Denis Lapalme

Personal information
- Full name: Denis Orval Lapalme
- Born: 29 April 1959 Timmins, Ontario, Canada
- Died: 1 November 2021 (aged 62)

Sport
- Country: Canada
- Sport: Paralympic athletics Paralympic swimming
- Disability class: C1

Medal record
Paralympic swimming
Representing Canada
Paralympic Games
| Gold medal – first place | 1980 Arnhem | 100m backstroke C1-D1 |
| Silver medal – second place | 1976 Toronto | 100m breaststroke C1 |
| Silver medal – second place | 1980 Arnhem | 100m breaststroke C1 |
| Bronze medal – third place | 1976 Toronto | 100m freestyle C1 |
| Bronze medal – third place | 1980 Arnhem | 100m freestyle C1-C1 |
Paralympic athletics
Paralympic Games
| Gold medal – first place | 1980 Arnhem | 100m C1 |
| Gold medal – first place | 1980 Arnhem | Javelin throw C1 |

= Denis Lapalme =

Canadian athlete and actor (1959–2021)

Denis Orval Lapalme (April 29, 1959 – November 1, 2021) was a Canadian amputee athlete and actor, most noted as a competitor and medalist at the Paralympic Games.

Born in Timmins, Ontario, Lapalme lost both legs in a train accident in childhood. As an adult he was based principally in Ottawa, where he worked as a civil servant.

==Athletic career==
He competed in swimming at the 1976 Summer Paralympics in Toronto, winning a bronze medal in the men's 100-metre freestyle and a silver in the men's 100-metre breaststroke.

At the 1980 Summer Paralympics in Arnhem, Netherlands, he competed in both track and swimming, winning gold medals in the men's 100-metre sprint, javelin and 100-meter backstroke, a silver medal in the 100-metre breaststroke, and a bronze medal in the 100-metre freestyle.

Lapalme competed on the men's wheelchair basketball team at both the 1988 Summer Paralympics in Seoul, South Korea and the 1992 Summer Paralympics in Barcelona, Spain. but the team did not medal at either event.
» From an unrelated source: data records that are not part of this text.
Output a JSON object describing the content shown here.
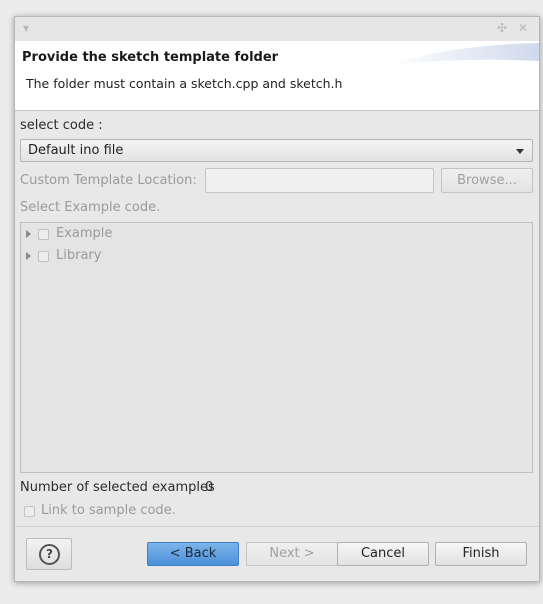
{
  "banner": {
    "title": "Provide the sketch template folder",
    "message": "The folder must contain a sketch.cpp and sketch.h"
  },
  "form": {
    "select_code_label": "select code :",
    "select_code_value": "Default ino file",
    "custom_template_label": "Custom Template Location:",
    "custom_template_value": "",
    "browse_label": "Browse...",
    "select_example_label": "Select Example code.",
    "tree_items": [
      {
        "label": "Example"
      },
      {
        "label": "Library"
      }
    ],
    "selected_count_label": "Number of selected examples",
    "selected_count_value": "0",
    "link_label": "Link to sample code."
  },
  "footer": {
    "help_icon": "question-mark-icon",
    "help_glyph": "?",
    "back_label": "< Back",
    "next_label": "Next >",
    "cancel_label": "Cancel",
    "finish_label": "Finish"
  },
  "colors": {
    "primary_button": "#5a9ee0",
    "disabled_text": "#9a9a9a"
  }
}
He also competed nationally and internationally in other track and wheelchair basketball competitions below the Paralympic level, including at the IWAS World Games in 1979.

Although no longer active as a Paralympic competitor after 1992, he remained involved in sports as late as the early 2010s as captain of the Ottawa Sledgehammers, the city's sledge hockey team. Lapalme died on November 1, 2021, in Hull, Quebec at the age of 62 of brain cancer.

==Acting==
Following the end of his Paralympic career he was cast in his first acting role, as Jerome of Sandy Cove in Phil Comeau's 1994 film Jerome's Secret. He subsequently had small parts in the films Bleeders and Two Lovers and a Bear, and an episode of the television series F/X: The Series.